The success of the budget depends on two key factors. The first is that greater budget discipline will bring a return to private sector growth, or to use Paul Krugman’s expression, greater discipline will inspire the ‘confidence fairy’. Thus, the growth rate in 2013 is assumed to be 0.8% rising to 2% annually for the period 2014-2017. But elsewhere in Eurozone austerity is resulting in growing unemployment and stagnation. And a stagnating economy causes budget deficits to widen. For France to reach even the above modest growth target and to reduce its deficit, a strongly reflationary budget would be needed, particularly under conditions of generalised austerity throughout Europe.
Secondly, Monsieur Hollande’s Prime Minister claims that reducing the budget deficit will enable France to retain the confidence of financial markets and therefore to enjoy continued access to cheap credit. This too is nonsense. Throughout Europe, young people are increasingly angry about unemployment and growing job insecurity. As the French economy continues to stagnate, scenes now seen in the streets of Athens and Madrid will spread to Paris. Financial markets may be impressed by austerity in the short term, but in the longer term nothing rattles financial markets more than political unrest. An austerity budget today sets France firmly on the road to unrest in the coming years.
Why then has Monsieur Hollande reneged on his election promise to reject austerity? Why indeed is France going to ratify a so-called Budgetary Pact (TSGC: Traite sur la stabilité, la gouvernance et la coordination) which entrenches the Golden Rule of eventually reducing the annual structural deficit to zero. Some economists of the PS (Parti Socialiste) know perfectly well that such a rule is not merely illogical, but adopting it means abandoning discretionary fiscal policy altogether (having already ceded monetary policy to the ECB.) The pact has already created much discord in the PS and its governing allies; eg, Europe-Ecologie-les-Verts (EE-LV) voted against it in late September, resulting in the departure of the MEP Daniel Cohn-Bendit.
The answer is as simple as it is perplexing. François Hollande wishes to please the Germans. No, not simply Frau Merkel—whose coalition will collapse next year—but the German social-democrats (SPD) whose economic beliefs are not so different from those of Merkel’s CDU. Briefly, the argument is that if France is to retain its leading role within Europe and the Eurozone, in the short term it cannot afford to anger either the financial markets (and follow Italy and Spain into spiralling borrowing costs and insolvency) or the northern European austerians.
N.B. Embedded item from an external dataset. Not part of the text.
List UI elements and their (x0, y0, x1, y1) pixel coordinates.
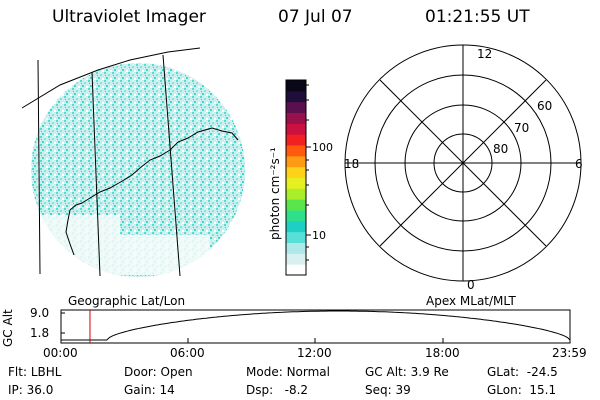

What is perplexing is that the combination of an austerity budget today and the Budgetary Pact (TSGC) tomorrow condemns France to long-term economic stagnation. This in itself will kill Monsieur Hollande’s European aspirations. Ironically, some of today’s socialist ministers who in 2005 voted against the EU Constitutional Treaty (eg, Bernard Cazeneuve and Laurent Fabius) now support the TSGC. Indeed, Elizabeth Guigou (Minister in the 2003 Jospin government) is on record as strongly opposing the Pact while willing to vote for it. The so-called ‘sovereignty problem’, much discussed by both the left and right in France, is in reality a red herring. The fundamental issue is about economics. Unless the left of the French socialists forces a change of course, the PS and the centre-left in France will ultimately suffer grave damage.
Indeed, throughout Europe, the timidity of the social-democratic response to the economic crisis is resulting in unemployment and disillusion of a scale which threatens to destroy social democracy within a generation.
George Irvin is a Research Professor at the University of London (SOAS) and author of ‘Super Rich: the Growth of Inequality in Britain and the United States’, Cambridge, Polity Press, 2008.